Jian Xu Laboratory
Epigenetics of Blood Cell Development and Disorders
The epigenetic machinery plays crucial roles in transcriptional regulation and stem cell development, and its deregulation drives the pathogenesis of human disorders. Polycomb Repressive Complex 2 (PRC2) is a major class of epigenetic repressor that catalyzes the di/tri-methylation of histone H3 lysine 27 (or H3K27me2/3). The canonical PRC2 complex consists of EED, SUZ12, and the histone methyltransferases EZH1 and EZH2.
While overexpression or gain-of-function of PRC2 proteins is common in many cancers, inactivating mutations of PRC2 components have also been described in various hematopoietic malignancies, raising major questions regarding how this complex subserves oncogenic and tumor suppressive activities in different cellular contexts.
In light of recent efforts to therapeutically target EZH2 enzymatic activities or canonical EZH2-PRC2 functions in various hematopoietic malignancies, it will be critical to fully understand the context-dependent activity of this complex in order to rationally target it, and to improve outcomes. A major challenge is thus to understand the context-specific functions of PRC2 during development and how dysregulation of PRC2 activities contributes to cancer development.
Ongoing projects are to use a wide variety of functional epigenomic approaches coupled with genomic engineering and in vivo disease modeling to define cell-type-specific gene targets, partner proteins, and cellular pathways associated with canonical and non-canonical PRC2 complexes in normal and neoplastic development. These results will help further elucidate the complex epigenetic mechanisms in blood cell differentiation and facilitate the development of epigenetic therapeutics for cancer interventions.
Enhancer Function and Mechanisms
Transcriptional enhancers are the primary determinants of tissue-specific gene expression and influence a variety of cellular processes. Enhancers are formed through cooperative and synergistic binding of multiple transcription factors, DNA binding effectors of signaling pathways, and chromatin modifying complexes. The molecular processes controlling enhancer activation (‘commissioning’) and deactivation (‘decommissioning’) during stem cell development remain largely unexplored.
We reasoned that modeling human hematopoiesis ex vivo combined with epigenomic enhancer annotation and analysis of the underlying DNA sequences can be used as an unbiased approach to identify causative transcriptional factors (TFs) and their combinatorial rules driving gene programs in distinct blood cell types during ontogeny. As a proof of concept of this approach, we focus on elucidating enhancer-centered regulatory networks governing human fetal and adult blood cell development.
Ongoing projects are to identify lineage and developmental stage-specific enhancer elements, analyze regulatory sequences for functionally relevant TFs and their combinatorial patterns, and employ functional and genetic approaches to decipher the causative non-coding regulatory elements controlling blood stem cell functions. Findings from these studies will provide critical insights into the enhancer dynamics and mechanisms directing cell fate transitions during lineage programming and reprogramming.

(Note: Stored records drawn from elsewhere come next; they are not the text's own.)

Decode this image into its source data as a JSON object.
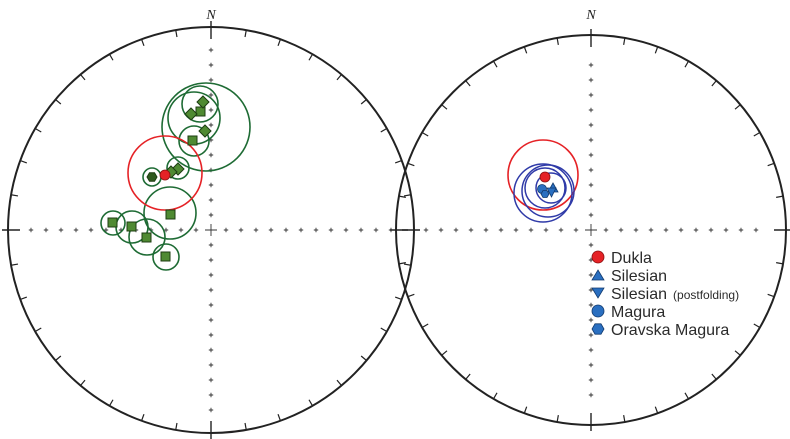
{
  "colors": {
    "outline": "#222222",
    "green_circle": "#1e6b34",
    "green_fill": "#4f8a32",
    "red": "#e52226",
    "blue_circle": "#2f3aa8",
    "blue_fill": "#2a6fc0"
  },
  "left_net": {
    "north_label": "N"
  },
  "right_net": {
    "north_label": "N"
  },
  "legend": {
    "items": [
      {
        "marker": "circle",
        "color": "#e52226",
        "label": "Dukla",
        "suffix": ""
      },
      {
        "marker": "triangle-up",
        "color": "#2a6fc0",
        "label": "Silesian",
        "suffix": ""
      },
      {
        "marker": "triangle-down",
        "color": "#2a6fc0",
        "label": "Silesian",
        "suffix": "(postfolding)"
      },
      {
        "marker": "circle",
        "color": "#2a6fc0",
        "label": "Magura",
        "suffix": ""
      },
      {
        "marker": "hexagon",
        "color": "#2a6fc0",
        "label": "Oravska Magura",
        "suffix": ""
      }
    ]
  }
}
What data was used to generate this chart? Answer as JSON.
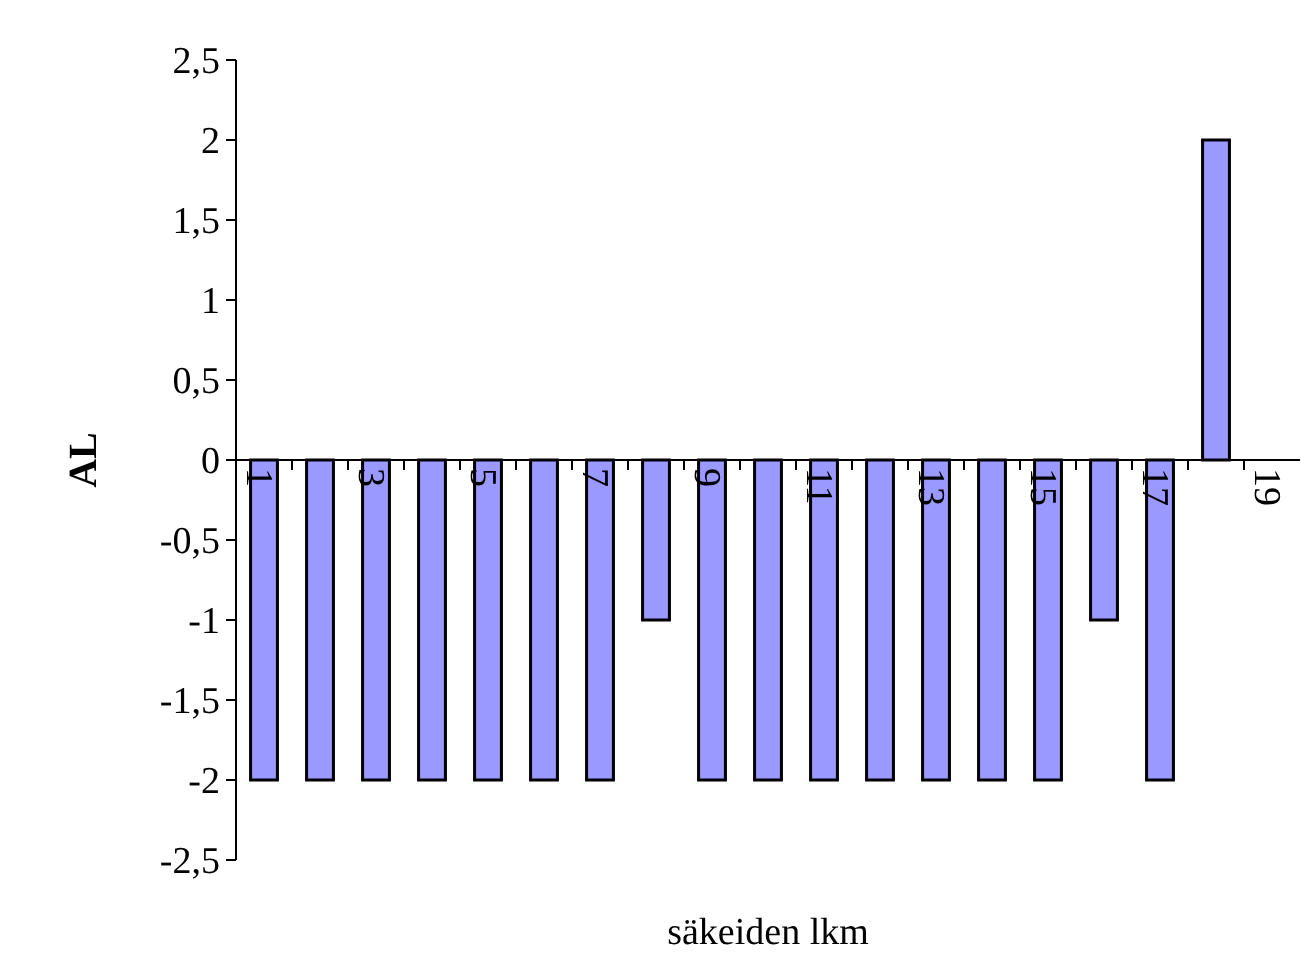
{
  "chart_data": {
    "type": "bar",
    "xlabel": "säkeiden lkm",
    "ylabel": "AL",
    "categories": [
      "1",
      null,
      "3",
      null,
      "5",
      null,
      "7",
      null,
      "9",
      null,
      "11",
      null,
      "13",
      null,
      "15",
      null,
      "17",
      null,
      "19"
    ],
    "values": [
      -2,
      -2,
      -2,
      -2,
      -2,
      -2,
      -2,
      -1,
      -2,
      -2,
      -2,
      -2,
      -2,
      -2,
      -2,
      -1,
      -2,
      2,
      null
    ],
    "color": "#9999ff",
    "ylim": [
      -2.5,
      2.5
    ],
    "yticks": [
      {
        "value": -2.5,
        "label": "-2,5"
      },
      -2,
      {
        "value": -1.5,
        "label": "-1,5"
      },
      -1,
      {
        "value": -0.5,
        "label": "-0,5"
      },
      0,
      {
        "value": 0.5,
        "label": "0,5"
      },
      1,
      {
        "value": 1.5,
        "label": "1,5"
      },
      2,
      {
        "value": 2.5,
        "label": "2,5"
      }
    ],
    "grid": false
  }
}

Functional Genomics of Normal and Malignant Hematopoiesis
Enhancer function is also emerging as an important component in human diseases. It is estimated that enhancers comprise ~10% of the human genome, whereas protein-coding sequences consist only 2-3%. While mutations within protein-coding sequences are well established as the basis for human diseases, it remains elusive how alterations within non-coding genome can lead to heritable disorders.
Similarly, while genome-wide association studies (GWAS) have been successful in identifying genetic clues to complex human traits and diseases, the molecular basis of these associations often remains obscure impeding drug development and therapeutics. This is due in part to the fact that the vast majority of disease-associated variants or alterations locate within gene-distal, non-coding genomic regions. Thus, non-coding regulatory genome may represent a target for mutations underlying many diseases. Recent advances in sequencing technology and epigenomic annotations have brought unprecedented opportunities to characterize the role of regulatory genomic DNA in human diseases.
We aim to develop experimental and computational methodologies, and integrate with in vitro and in vivo disease modeling towards a systems-level view of the role of disease-associated non-coding genomic elements in development and diseases. This is possible by mapping epigenetic events that discriminate the normal and neoplastic genomes, coupling epigenetic changes with genetic lesions and gene expression programs, and conducting mechanistic studies of individual candidates in disease models.
By comparing the ontogeny of enhancer-mediated gene regulatory networks in normal and malignant hematopoiesis, we aim to investigate how non-coding regulatory genome, lineage-specifying regulators, epigenetic modulators and environmental signals cooperate to control lineage specification, and how dysregulation of enhancer activities contribute to cancer development.